Le bd de Magenta au début du 20e siècle
"...Il courut, tout chantant, au logis d'Etienne Hamelin. Le chemin n'était pas long. Par le boulevard Magenta et les boulevards extérieurs, la place du Théâtre de Montmartre était à deux pas. Martial voulait se hâter, et pourtant il éprouvait une satisfaction profonde à tout regarder autour de lui, à se dire, avec une fierté naïve, qu'il était père, c'est-à-dire que sa propre personnalité lui semblait doublée. Autour de lui, tout semblait joyeux de sa joie.
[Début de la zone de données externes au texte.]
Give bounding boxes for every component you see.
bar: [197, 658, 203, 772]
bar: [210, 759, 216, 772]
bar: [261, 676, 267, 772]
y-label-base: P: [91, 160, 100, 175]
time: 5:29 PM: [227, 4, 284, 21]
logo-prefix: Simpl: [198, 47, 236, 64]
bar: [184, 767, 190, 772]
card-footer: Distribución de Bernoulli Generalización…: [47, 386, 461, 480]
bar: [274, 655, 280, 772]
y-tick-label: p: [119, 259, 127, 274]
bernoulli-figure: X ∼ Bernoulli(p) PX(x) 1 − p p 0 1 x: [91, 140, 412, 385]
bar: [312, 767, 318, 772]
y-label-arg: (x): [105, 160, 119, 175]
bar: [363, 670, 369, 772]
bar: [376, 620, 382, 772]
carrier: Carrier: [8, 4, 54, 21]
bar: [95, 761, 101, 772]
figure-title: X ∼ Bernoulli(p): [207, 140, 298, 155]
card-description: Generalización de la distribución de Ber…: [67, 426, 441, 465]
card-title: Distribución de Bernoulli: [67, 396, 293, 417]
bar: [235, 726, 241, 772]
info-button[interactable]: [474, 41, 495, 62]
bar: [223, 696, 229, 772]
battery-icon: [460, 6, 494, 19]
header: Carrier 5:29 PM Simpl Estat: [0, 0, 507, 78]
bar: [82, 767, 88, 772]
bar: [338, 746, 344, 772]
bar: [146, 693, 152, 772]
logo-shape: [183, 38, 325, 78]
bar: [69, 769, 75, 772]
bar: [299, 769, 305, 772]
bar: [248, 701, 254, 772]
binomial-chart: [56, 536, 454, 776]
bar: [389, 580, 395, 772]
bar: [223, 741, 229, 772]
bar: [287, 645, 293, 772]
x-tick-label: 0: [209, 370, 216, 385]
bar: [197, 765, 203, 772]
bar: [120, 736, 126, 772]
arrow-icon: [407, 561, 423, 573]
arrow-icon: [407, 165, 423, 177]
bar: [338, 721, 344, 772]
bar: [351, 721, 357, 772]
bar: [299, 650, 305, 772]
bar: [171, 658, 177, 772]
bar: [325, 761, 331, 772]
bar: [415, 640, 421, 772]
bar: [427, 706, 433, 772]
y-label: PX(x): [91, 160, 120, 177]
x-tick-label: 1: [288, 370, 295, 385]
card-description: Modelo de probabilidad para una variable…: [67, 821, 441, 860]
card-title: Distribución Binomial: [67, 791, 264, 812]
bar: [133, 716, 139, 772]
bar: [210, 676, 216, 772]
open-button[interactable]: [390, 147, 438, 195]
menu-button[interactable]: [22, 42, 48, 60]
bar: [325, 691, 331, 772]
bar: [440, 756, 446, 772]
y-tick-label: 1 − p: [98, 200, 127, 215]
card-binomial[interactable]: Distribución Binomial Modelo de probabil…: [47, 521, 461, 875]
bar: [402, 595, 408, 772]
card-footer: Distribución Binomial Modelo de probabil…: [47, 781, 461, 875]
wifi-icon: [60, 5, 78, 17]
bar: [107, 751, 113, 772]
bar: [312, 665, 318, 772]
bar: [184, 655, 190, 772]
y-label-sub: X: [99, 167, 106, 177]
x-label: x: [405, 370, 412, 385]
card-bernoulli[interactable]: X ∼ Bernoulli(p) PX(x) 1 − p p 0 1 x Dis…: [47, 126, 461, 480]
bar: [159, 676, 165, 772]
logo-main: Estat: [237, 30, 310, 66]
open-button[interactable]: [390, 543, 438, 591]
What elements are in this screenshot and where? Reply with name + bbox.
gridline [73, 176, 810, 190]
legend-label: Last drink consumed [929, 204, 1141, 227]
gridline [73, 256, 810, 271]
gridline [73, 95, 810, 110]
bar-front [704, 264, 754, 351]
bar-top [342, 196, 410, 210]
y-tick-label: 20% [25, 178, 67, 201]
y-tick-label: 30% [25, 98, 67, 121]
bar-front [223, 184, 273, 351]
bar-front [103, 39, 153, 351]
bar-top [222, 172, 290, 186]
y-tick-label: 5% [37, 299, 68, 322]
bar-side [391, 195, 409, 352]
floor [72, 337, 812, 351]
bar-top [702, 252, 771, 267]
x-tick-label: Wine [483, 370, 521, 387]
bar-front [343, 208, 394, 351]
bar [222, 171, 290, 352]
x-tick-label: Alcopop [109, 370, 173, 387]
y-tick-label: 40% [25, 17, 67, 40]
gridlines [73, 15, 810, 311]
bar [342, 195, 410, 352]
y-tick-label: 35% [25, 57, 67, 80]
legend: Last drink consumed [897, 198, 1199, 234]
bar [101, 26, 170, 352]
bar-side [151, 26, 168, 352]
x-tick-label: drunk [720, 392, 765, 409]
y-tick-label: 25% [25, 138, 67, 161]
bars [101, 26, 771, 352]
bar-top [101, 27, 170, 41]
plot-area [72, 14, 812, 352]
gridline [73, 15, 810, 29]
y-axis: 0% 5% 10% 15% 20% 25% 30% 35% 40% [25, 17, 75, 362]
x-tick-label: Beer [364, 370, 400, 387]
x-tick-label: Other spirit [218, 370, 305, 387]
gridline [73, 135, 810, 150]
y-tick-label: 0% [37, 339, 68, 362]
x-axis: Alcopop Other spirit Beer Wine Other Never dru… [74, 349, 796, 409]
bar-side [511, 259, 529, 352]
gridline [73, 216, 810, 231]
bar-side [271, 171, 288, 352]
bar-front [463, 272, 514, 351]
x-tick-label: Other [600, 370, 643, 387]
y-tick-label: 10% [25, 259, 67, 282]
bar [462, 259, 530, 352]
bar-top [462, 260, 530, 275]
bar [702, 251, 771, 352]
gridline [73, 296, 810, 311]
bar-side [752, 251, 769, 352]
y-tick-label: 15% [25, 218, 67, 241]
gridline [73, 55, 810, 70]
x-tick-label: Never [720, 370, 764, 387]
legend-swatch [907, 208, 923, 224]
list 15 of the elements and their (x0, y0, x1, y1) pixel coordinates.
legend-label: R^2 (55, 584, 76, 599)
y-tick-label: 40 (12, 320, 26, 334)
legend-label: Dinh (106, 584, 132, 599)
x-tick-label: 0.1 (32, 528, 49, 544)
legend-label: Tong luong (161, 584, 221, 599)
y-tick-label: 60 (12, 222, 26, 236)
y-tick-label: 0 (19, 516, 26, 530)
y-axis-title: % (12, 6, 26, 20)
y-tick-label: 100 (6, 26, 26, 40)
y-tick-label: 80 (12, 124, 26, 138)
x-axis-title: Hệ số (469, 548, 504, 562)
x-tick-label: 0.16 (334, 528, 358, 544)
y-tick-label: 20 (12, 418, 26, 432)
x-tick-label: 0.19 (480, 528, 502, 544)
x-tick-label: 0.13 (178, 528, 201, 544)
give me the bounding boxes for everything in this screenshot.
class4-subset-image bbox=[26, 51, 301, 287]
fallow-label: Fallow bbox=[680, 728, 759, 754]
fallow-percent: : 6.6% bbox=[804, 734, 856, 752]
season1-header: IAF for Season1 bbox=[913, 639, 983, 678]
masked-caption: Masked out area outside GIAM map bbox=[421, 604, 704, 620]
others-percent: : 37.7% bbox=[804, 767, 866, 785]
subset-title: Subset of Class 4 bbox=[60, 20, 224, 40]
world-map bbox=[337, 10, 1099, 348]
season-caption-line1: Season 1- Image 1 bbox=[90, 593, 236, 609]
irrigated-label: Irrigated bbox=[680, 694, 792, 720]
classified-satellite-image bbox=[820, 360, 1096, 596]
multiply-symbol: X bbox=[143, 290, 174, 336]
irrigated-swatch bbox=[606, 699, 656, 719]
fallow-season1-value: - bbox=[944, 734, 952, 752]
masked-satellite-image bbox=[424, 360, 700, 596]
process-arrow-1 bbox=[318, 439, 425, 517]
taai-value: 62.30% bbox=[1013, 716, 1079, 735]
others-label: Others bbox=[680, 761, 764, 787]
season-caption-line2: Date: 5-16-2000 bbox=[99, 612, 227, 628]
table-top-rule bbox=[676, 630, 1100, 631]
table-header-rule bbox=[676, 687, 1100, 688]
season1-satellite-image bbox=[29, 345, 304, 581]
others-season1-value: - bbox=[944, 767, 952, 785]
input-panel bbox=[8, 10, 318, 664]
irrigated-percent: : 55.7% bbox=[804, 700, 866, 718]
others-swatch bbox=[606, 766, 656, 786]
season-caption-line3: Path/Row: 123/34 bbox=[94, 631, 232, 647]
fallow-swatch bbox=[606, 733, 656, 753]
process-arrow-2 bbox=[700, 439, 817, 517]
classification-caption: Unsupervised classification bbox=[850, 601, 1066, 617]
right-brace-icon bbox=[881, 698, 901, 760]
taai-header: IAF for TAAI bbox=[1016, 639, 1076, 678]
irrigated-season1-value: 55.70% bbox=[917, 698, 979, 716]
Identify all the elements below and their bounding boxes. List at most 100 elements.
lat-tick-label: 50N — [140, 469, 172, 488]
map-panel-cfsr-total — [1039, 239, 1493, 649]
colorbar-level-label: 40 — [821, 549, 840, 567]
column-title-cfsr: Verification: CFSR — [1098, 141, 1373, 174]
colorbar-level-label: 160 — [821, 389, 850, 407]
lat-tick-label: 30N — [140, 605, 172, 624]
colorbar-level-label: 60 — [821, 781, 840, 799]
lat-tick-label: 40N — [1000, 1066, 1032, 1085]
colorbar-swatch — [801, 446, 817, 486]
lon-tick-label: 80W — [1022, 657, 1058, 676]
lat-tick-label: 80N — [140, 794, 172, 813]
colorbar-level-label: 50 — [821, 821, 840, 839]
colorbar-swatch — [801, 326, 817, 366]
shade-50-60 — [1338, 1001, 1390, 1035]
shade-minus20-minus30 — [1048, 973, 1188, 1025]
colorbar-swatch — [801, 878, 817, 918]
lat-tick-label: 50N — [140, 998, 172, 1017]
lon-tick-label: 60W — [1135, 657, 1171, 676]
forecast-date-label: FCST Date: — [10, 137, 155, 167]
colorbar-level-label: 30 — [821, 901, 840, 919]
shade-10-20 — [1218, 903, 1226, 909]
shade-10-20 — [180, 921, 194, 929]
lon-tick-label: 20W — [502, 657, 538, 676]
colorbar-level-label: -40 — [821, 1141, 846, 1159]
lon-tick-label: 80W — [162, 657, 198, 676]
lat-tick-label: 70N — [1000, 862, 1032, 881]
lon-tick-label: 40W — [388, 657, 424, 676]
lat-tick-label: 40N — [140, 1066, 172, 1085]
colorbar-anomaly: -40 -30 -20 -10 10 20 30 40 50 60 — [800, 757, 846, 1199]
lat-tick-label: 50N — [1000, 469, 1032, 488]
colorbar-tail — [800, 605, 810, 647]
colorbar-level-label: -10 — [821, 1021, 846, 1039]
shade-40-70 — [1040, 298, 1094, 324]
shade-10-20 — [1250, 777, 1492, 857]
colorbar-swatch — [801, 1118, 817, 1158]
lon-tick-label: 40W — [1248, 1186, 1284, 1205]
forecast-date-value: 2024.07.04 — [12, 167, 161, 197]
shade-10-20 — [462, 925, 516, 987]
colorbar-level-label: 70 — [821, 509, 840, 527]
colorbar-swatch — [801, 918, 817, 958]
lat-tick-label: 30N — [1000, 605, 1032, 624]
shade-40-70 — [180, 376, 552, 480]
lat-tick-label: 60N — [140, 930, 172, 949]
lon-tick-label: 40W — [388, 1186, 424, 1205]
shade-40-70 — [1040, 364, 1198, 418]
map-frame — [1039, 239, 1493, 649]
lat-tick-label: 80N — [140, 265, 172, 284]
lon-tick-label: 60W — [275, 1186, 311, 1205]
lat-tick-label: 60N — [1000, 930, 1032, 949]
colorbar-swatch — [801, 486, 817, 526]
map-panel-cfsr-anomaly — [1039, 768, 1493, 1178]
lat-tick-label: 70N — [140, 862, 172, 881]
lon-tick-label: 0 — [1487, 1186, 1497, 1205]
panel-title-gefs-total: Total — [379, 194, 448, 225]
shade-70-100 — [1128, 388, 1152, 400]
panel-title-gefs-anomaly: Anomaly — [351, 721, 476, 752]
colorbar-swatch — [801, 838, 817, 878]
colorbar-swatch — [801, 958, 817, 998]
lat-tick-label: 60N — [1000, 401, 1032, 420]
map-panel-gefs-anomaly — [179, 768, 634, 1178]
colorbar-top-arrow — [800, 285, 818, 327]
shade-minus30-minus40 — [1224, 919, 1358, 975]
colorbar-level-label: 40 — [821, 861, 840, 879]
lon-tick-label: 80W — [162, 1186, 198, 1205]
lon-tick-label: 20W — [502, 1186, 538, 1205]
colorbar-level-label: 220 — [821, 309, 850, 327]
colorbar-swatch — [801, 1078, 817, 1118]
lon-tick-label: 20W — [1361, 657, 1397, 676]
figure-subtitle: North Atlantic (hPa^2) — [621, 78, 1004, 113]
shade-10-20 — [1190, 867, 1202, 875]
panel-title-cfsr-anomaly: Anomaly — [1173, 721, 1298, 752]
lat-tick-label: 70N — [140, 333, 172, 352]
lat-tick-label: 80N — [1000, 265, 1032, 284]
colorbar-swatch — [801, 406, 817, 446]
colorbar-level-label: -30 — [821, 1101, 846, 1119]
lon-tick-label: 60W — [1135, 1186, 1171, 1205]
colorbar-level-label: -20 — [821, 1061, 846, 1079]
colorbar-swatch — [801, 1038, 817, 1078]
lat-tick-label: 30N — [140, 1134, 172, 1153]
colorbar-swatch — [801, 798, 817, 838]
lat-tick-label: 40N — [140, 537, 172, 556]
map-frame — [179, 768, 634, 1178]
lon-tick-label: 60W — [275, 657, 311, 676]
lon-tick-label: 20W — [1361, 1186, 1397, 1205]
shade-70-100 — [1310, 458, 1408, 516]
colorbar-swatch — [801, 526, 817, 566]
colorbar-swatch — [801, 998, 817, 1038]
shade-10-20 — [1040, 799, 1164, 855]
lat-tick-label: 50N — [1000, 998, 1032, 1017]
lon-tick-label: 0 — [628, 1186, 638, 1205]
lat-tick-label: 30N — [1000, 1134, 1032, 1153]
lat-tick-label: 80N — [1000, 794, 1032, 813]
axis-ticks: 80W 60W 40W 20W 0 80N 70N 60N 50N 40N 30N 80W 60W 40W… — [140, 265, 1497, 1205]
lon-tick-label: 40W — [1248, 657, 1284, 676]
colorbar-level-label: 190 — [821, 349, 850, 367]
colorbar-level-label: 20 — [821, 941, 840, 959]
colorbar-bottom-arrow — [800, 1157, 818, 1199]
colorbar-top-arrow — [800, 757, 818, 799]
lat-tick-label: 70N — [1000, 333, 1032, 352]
C'était un de ces soirs d'été où après la chaleur du jour, tout le monde sort prendre le frais dans ces quartiers populaires. Les bancs des boulevards étaient occupés par une double rangée de gens, ouvriers en veste, en bourgeron ou en manches de chemise, ouvrières en caraco blanc, qui humaient, sans presque parler, l'air de la nuit. Les cafés, les marchands de vins étincelaient avec leurs consommateurs assis devant des tables, en plein vent. Des groupes heureux marchaient lentement, sous les platanes, et sous leurs pieds on eut dit que le sable crissait joyeusement. Des curieux s'entassaient devant les loteries, où l'on gagnait des porcelaines de rebut, des vases à fleurs peintes à froid, décorées à l'or brillant. On regardait quelque escamoteur qui posait ses gobelets sur son tapis de toile rayée, à franges à demi déchirées. Des marchands de glaces et de guimauves criaient des sorbets à un sou. Un marchand de coco jetait parfois sa note grêle au milieu de ce concert. Une sorte de vapeur faite de poussière, et qui semblait l'haleine même de la terre, enveloppait ce gai tableau d'un beau soir. Il y avait partout des cris d'enfants, jaseurs comme des nids, des petits qui se roulaient, qui couraient, tombaient, se relevaient, riaient ; partout des cerceaux, des ballons. Et cette chanson des gamins se fondait, se perdait dans une sorte de rumeur vague produite par le roulement des fiacres qui passaient des deux côtés du boulevard..."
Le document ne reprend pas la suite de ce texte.